Think flexible work means working from home? Think again: Colorado workers care more about when they work than where they work. While 20 percent say they would prefer to work from home, nearly double that number—38 percent—believe when they work (as in flexible hours) is most important, according to research from Pinnacol Assurance, Colorado's largest workers' compensation insurance carrier.
There's no question that the future of workers will continue to shift to employee autonomy. One survey finds that 60 percent of companies currently permit employees to set their workday's start and end time.
If you're not one of them, now is the time to consider how to evolve in order to attract and retain workers; however not every small business is equipped to allow workers free reign over their hours. After all, you still need to keep cash registers and production lines manned and provide customer service in a timely manner. However, with a little creativity, even companies that don't have an obvious model for choose-your-own-hours work can offer some flexibility.
Explore these three ideas:
1. Embrace work-life blend—including when it creeps into “work" hours
When it comes to work hours, both sides benefit when they each give a little. You probably appreciate when an employee answers an email or takes care of a client situation outside of “regular" office hours, so remember that when they need to duck out early for a doctor's appointment or want to take advantage of a gorgeous Colorado day by going on an afternoon bike ride.

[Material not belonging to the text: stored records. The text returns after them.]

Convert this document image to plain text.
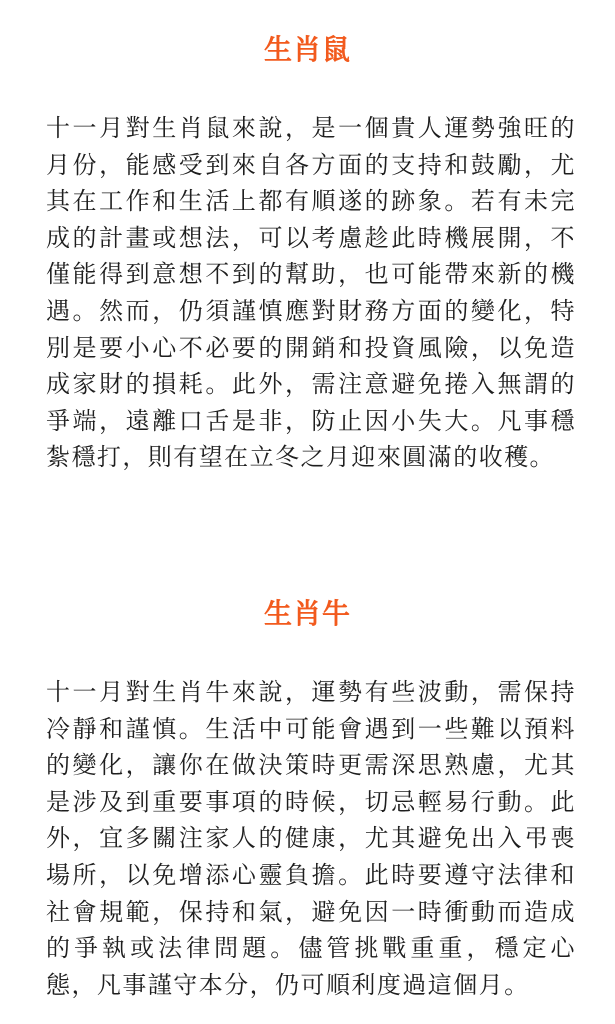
生肖鼠

十一月對生肖鼠來說，是一個貴人運勢強旺的月份，能感受到來自各方面的支持和鼓勵，尤其在工作和生活上都有順遂的跡象。若有未完成的計畫或想法，可以考慮趁此時機展開，不僅能得到意想不到的幫助，也可能帶來新的機遇。然而，仍須謹慎應對財務方面的變化，特別是要小心不必要的開銷和投資風險，以免造成家財的損耗。此外，需注意避免捲入無謂的爭端，遠離口舌是非，防止因小失大。凡事穩紮穩打，則有望在立冬之月迎來圓滿的收穫。

生肖牛

十一月對生肖牛來說，運勢有些波動，需保持冷靜和謹慎。生活中可能會遇到一些難以預料的變化，讓你在做決策時更需深思熟慮，尤其是涉及到重要事項的時候，切忌輕易行動。此外，宜多關注家人的健康，尤其避免出入弔喪場所，以免增添心靈負擔。此時要遵守法律和社會規範，保持和氣，避免因一時衝動而造成的爭執或法律問題。儘管挑戰重重，穩定心態，凡事謹守本分，仍可順利度過這個月。
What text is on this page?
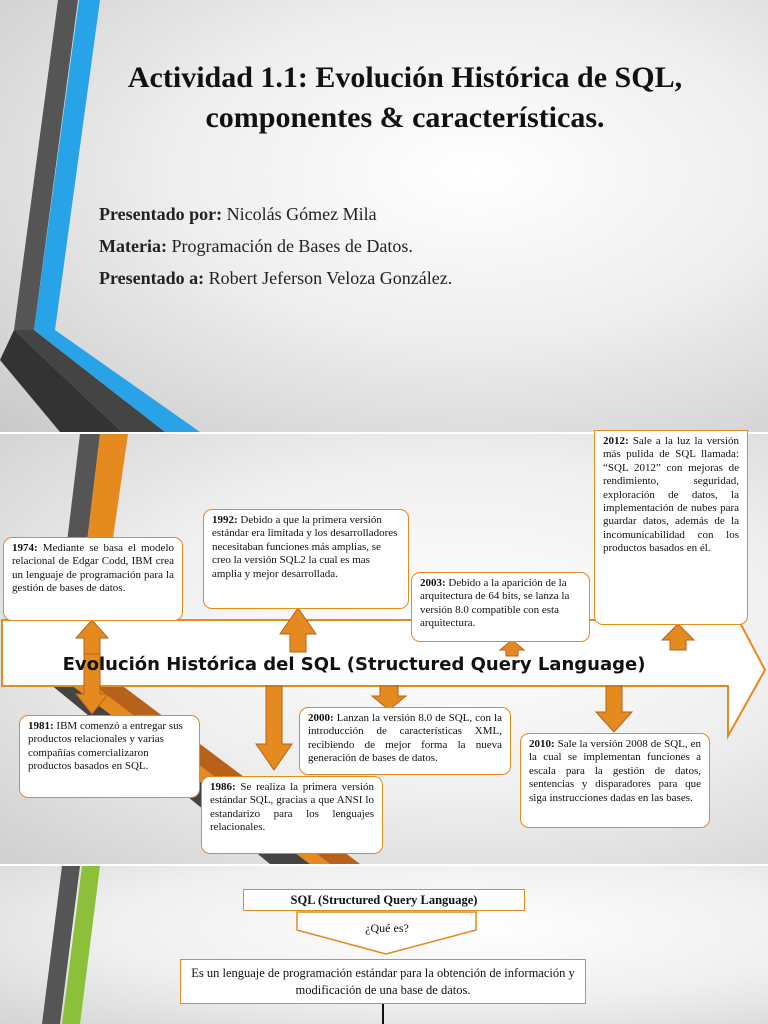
Actividad 1.1: Evolución Histórica de SQL, componentes & características.
Presentado por: Nicolás Gómez Mila
Materia: Programación de Bases de Datos.
Presentado a: Robert Jeferson Veloza González.
Evolución Histórica del SQL (Structured Query Language)
1974: Mediante se basa el modelo relacional de Edgar Codd, IBM crea un lenguaje de programación para la gestión de bases de datos.
1981: IBM comenzó a entregar sus productos relacionales y varias compañías comercializaron productos basados en SQL.
1986: Se realiza la primera versión estándar SQL, gracias a que ANSI lo estandarizo para los lenguajes relacionales.
1992: Debido a que la primera versión estándar era limitada y los desarrolladores necesitaban funciones más amplias, se creo la versión SQL2 la cual es mas amplia y mejor desarrollada.
2000: Lanzan la versión 8.0 de SQL, con la introducción de características XML, recibiendo de mejor forma la nueva generación de bases de datos.
2003: Debido a la aparición de la arquitectura de 64 bits, se lanza la versión 8.0 compatible con esta arquitectura.
2010: Sale la versión 2008 de SQL, en la cual se implementan funciones a escala para la gestión de datos, sentencias y disparadores para que siga instrucciones dadas en las bases.
2012: Sale a la luz la versión más pulida de SQL llamada: “SQL 2012” con mejoras de rendimiento, seguridad, exploración de datos, la implementación de nubes para guardar datos, además de la incomunicabilidad con los productos basados en él.
SQL (Structured Query Language)
¿Qué es?
Es un lenguaje de programación estándar para la obtención de información y modificación de una base de datos.
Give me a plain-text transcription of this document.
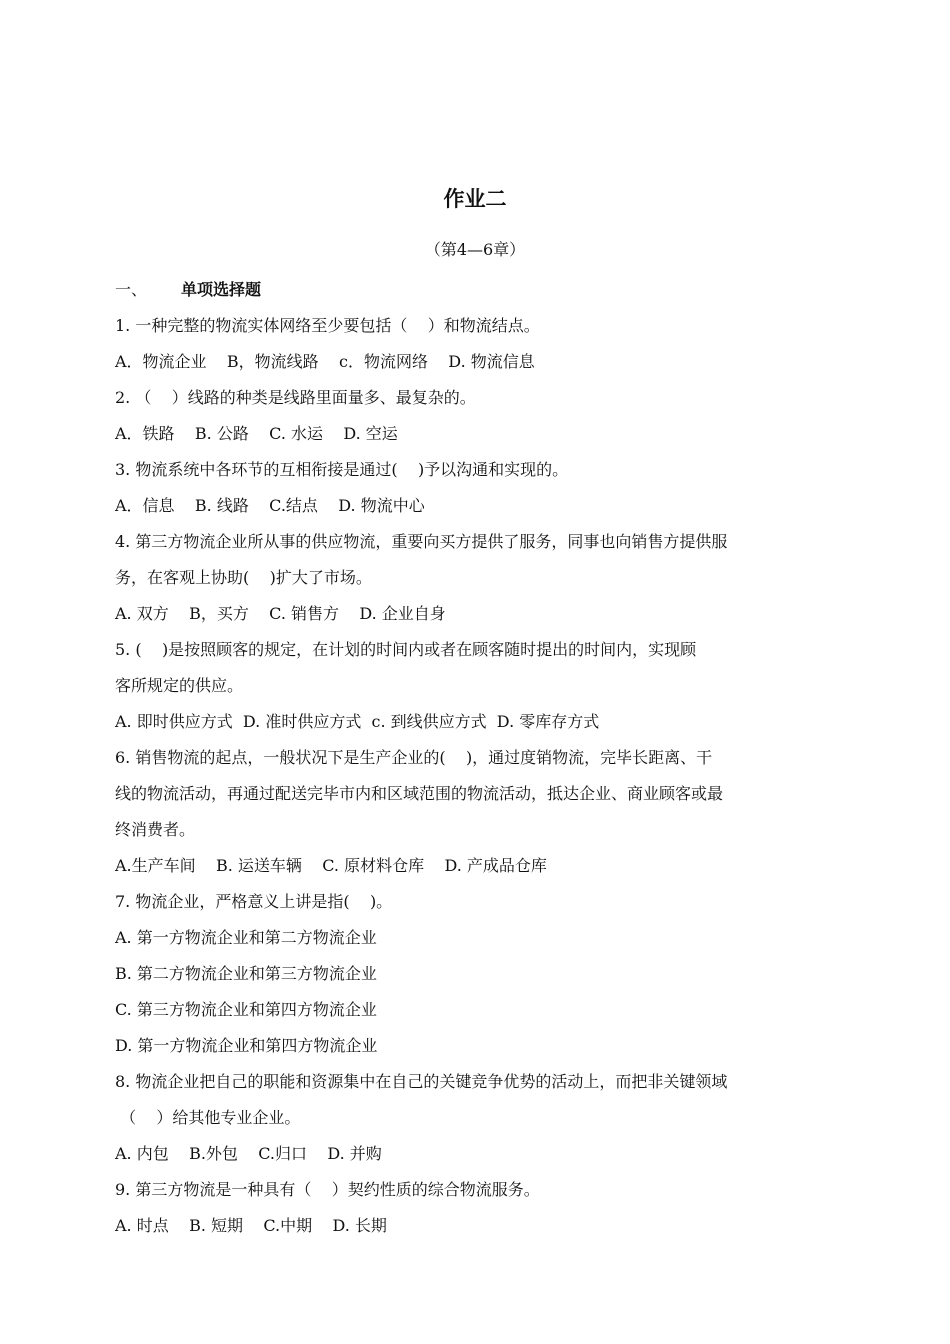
作业二
（第4—6章）
一、 单项选择题
1. 一种完整的物流实体网络至少要包括（    ）和物流结点。
A．物流企业    B，物流线路    c．物流网络    D. 物流信息
2. （    ）线路的种类是线路里面量多、最复杂的。
A．铁路    B. 公路    C. 水运    D. 空运
3. 物流系统中各环节的互相衔接是通过(    )予以沟通和实现的。
A．信息    B. 线路    C.结点    D. 物流中心
4. 第三方物流企业所从事的供应物流，重要向买方提供了服务，同事也向销售方提供服
务，在客观上协助(    )扩大了市场。
A. 双方    B，买方    C. 销售方    D. 企业自身
5. (    )是按照顾客的规定，在计划的时间内或者在顾客随时提出的时间内，实现顾
客所规定的供应。
A. 即时供应方式  D. 准时供应方式  c. 到线供应方式  D. 零库存方式
6. 销售物流的起点，一般状况下是生产企业的(    )，通过度销物流，完毕长距离、干
线的物流活动，再通过配送完毕市内和区域范围的物流活动，抵达企业、商业顾客或最
终消费者。
A.生产车间    B. 运送车辆    C. 原材料仓库    D. 产成品仓库
7. 物流企业，严格意义上讲是指(    )。
A. 第一方物流企业和第二方物流企业
B. 第二方物流企业和第三方物流企业
C. 第三方物流企业和第四方物流企业
D. 第一方物流企业和第四方物流企业
8. 物流企业把自己的职能和资源集中在自己的关键竞争优势的活动上，而把非关键领域
（    ）给其他专业企业。
A. 内包    B.外包    C.归口    D. 并购
9. 第三方物流是一种具有（    ）契约性质的综合物流服务。
A. 时点    B. 短期    C.中期    D. 长期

Embracing schedule balance can help drive employee loyalty, but it has additional benefits for employers: Sixty-six percent of self-identified “stressed" workers find their biggest headaches come from either their workload or trying to juggle their work and personal lives, finds the American Institute of Stress.

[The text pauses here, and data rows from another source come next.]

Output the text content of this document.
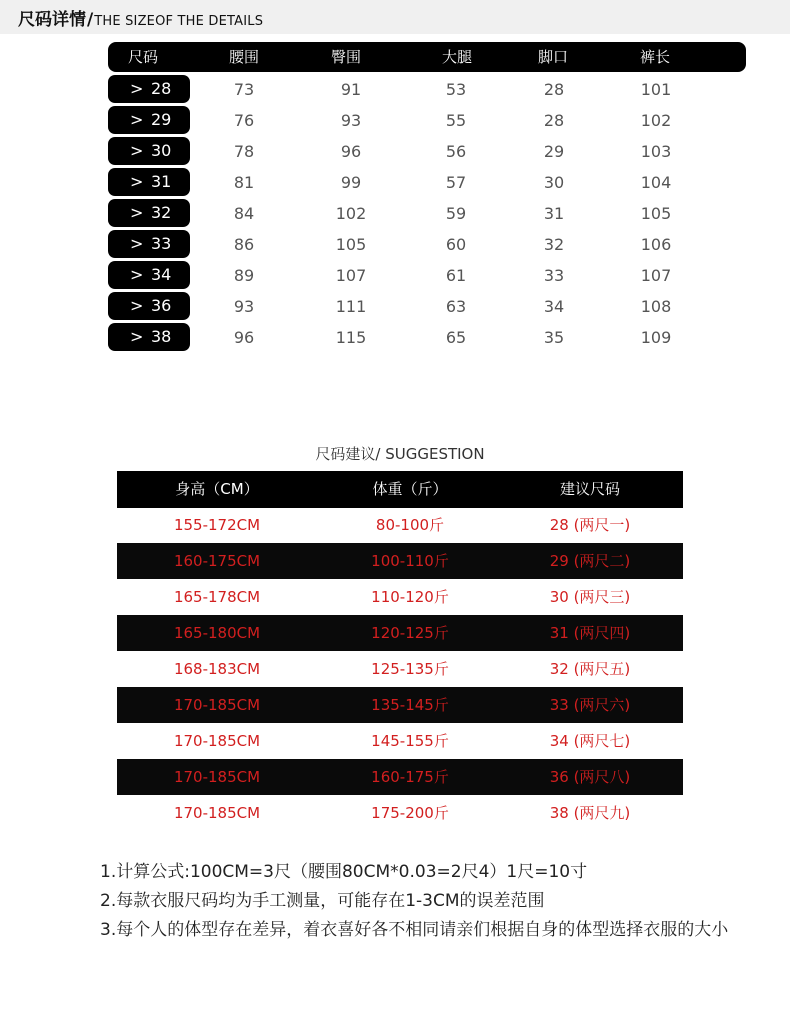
尺码详情/THE SIZEOF THE DETAILS
尺码	腰围	臀围	大腿	脚口	裤长
> 28	73	91	53	28	101
> 29	76	93	55	28	102
> 30	78	96	56	29	103
> 31	81	99	57	30	104
> 32	84	102	59	31	105
> 33	86	105	60	32	106
> 34	89	107	61	33	107
> 36	93	111	63	34	108
> 38	96	115	65	35	109
尺码建议/ SUGGESTION
身高（CM）	体重（斤）	建议尺码
155-172CM	80-100斤	28 (两尺一)
160-175CM	100-110斤	29 (两尺二)
165-178CM	110-120斤	30 (两尺三)
165-180CM	120-125斤	31 (两尺四)
168-183CM	125-135斤	32 (两尺五)
170-185CM	135-145斤	33 (两尺六)
170-185CM	145-155斤	34 (两尺七)
170-185CM	160-175斤	36 (两尺八)
170-185CM	175-200斤	38 (两尺九)
1.计算公式:100CM=3尺（腰围80CM*0.03=2尺4）1尺=10寸
2.每款衣服尺码均为手工测量，可能存在1-3CM的误差范围
3.每个人的体型存在差异，着衣喜好各不相同请亲们根据自身的体型选择衣服的大小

Besides a loss of productivity, these issues can have a real impact on your bottom line. Job stress costs U.S. businesses an estimated $300 billion annually, due to a combination of occupational injuries and illnesses, absenteeism. Thus, giving your employees more authority over their schedules can help prevent costly claims down the road.

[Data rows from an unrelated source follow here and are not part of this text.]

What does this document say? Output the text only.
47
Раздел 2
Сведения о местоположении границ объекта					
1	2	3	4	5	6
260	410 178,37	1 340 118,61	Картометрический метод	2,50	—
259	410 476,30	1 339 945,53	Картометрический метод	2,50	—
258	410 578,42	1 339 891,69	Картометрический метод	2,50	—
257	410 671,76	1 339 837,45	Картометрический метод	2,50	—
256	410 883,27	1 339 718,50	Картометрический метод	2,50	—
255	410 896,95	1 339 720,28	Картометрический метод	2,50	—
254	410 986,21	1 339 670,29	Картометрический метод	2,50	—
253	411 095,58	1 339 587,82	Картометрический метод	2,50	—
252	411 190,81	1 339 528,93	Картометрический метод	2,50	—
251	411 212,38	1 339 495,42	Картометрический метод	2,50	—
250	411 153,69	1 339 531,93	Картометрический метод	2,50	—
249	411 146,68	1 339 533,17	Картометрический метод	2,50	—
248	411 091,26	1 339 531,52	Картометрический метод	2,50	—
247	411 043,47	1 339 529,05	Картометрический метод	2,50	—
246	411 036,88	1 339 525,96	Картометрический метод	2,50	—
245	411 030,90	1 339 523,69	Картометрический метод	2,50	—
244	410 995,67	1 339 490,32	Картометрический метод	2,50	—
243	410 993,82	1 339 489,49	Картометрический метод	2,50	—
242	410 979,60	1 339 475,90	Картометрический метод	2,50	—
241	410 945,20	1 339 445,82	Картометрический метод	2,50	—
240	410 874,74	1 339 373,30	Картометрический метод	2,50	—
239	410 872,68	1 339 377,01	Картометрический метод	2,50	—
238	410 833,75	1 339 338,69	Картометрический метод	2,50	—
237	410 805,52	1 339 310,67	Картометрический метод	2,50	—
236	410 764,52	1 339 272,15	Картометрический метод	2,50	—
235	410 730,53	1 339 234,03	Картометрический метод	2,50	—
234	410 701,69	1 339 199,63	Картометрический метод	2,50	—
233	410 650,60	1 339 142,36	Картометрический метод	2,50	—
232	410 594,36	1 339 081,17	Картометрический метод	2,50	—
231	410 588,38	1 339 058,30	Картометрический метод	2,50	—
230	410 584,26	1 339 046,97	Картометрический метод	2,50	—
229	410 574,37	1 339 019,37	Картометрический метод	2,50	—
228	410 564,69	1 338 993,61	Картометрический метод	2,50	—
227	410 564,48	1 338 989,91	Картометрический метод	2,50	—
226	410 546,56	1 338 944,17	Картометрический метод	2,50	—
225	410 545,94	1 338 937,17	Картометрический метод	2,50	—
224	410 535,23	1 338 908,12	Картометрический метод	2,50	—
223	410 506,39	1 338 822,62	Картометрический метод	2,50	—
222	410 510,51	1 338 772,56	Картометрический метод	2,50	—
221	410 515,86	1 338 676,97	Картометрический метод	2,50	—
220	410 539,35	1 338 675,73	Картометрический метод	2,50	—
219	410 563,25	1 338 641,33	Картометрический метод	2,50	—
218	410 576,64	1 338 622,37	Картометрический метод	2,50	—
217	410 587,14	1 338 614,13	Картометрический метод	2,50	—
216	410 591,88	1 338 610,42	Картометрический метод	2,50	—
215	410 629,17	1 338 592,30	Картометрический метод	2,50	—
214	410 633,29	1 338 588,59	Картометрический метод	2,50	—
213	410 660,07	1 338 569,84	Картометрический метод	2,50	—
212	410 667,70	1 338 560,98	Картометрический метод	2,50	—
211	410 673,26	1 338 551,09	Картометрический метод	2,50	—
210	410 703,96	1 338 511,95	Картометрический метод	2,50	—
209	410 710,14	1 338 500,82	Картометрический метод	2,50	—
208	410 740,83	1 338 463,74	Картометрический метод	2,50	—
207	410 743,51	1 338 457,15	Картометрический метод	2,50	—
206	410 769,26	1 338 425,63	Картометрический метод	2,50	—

2. Let employees complete certain tasks on their own schedule
Colorado earned the top spot for the highest percentage of employees who work from home, according to FlexJobs. If you're one of the employers who has yet to look into telecommuting, the time to do so is now.
While telecommuting isn't realistic for every company, you can still identify ways for workers to exert control over their hours. Even if a job function requires an employee to be onsite for specific hours, as is the case for most retail associates and receptionists, most jobs have at least some component that employees could do flexibly. Perhaps they can reconcile call logs or work on quarterly reports on a Sunday afternoon. Alternatively, you could let them choose a convenient time that works for them to come in and do inventory.
3. Encourage employees to choose shifts that work for them whenever possible
Hourly workers often have the least control over their schedules, and yet more than half of hourly workers aged 18 to 34 say that scheduling flexibility is necessary for job satisfaction. Surprisingly, nearly half would trade pay to have more control over their schedules.
Most small businesses can't let employees set their own schedules—but they may be able to work together to find a suitable situation. Start by asking your employees what's ideal for them; You may find that a parent would prefer to work weekends so they can pick up their kids from school during the week, while another employee would gladly cover weekday afternoons in exchange for a work-free weekend. The same goes for client coverage in an office setting: One worker might choose to come in early to cover East Coast clients, while another would prefer to stay later and handle those on the West Coast in exchange for sleeping in.
Creating a simple system and encouraging employees to trade shifts, so that they can seek some control over their schedule, can help inspire loyalty, while still ensuring the work gets done.
With a focus on output rather than “face time," you can reap the benefits of engaged, satisfied, and productive workers.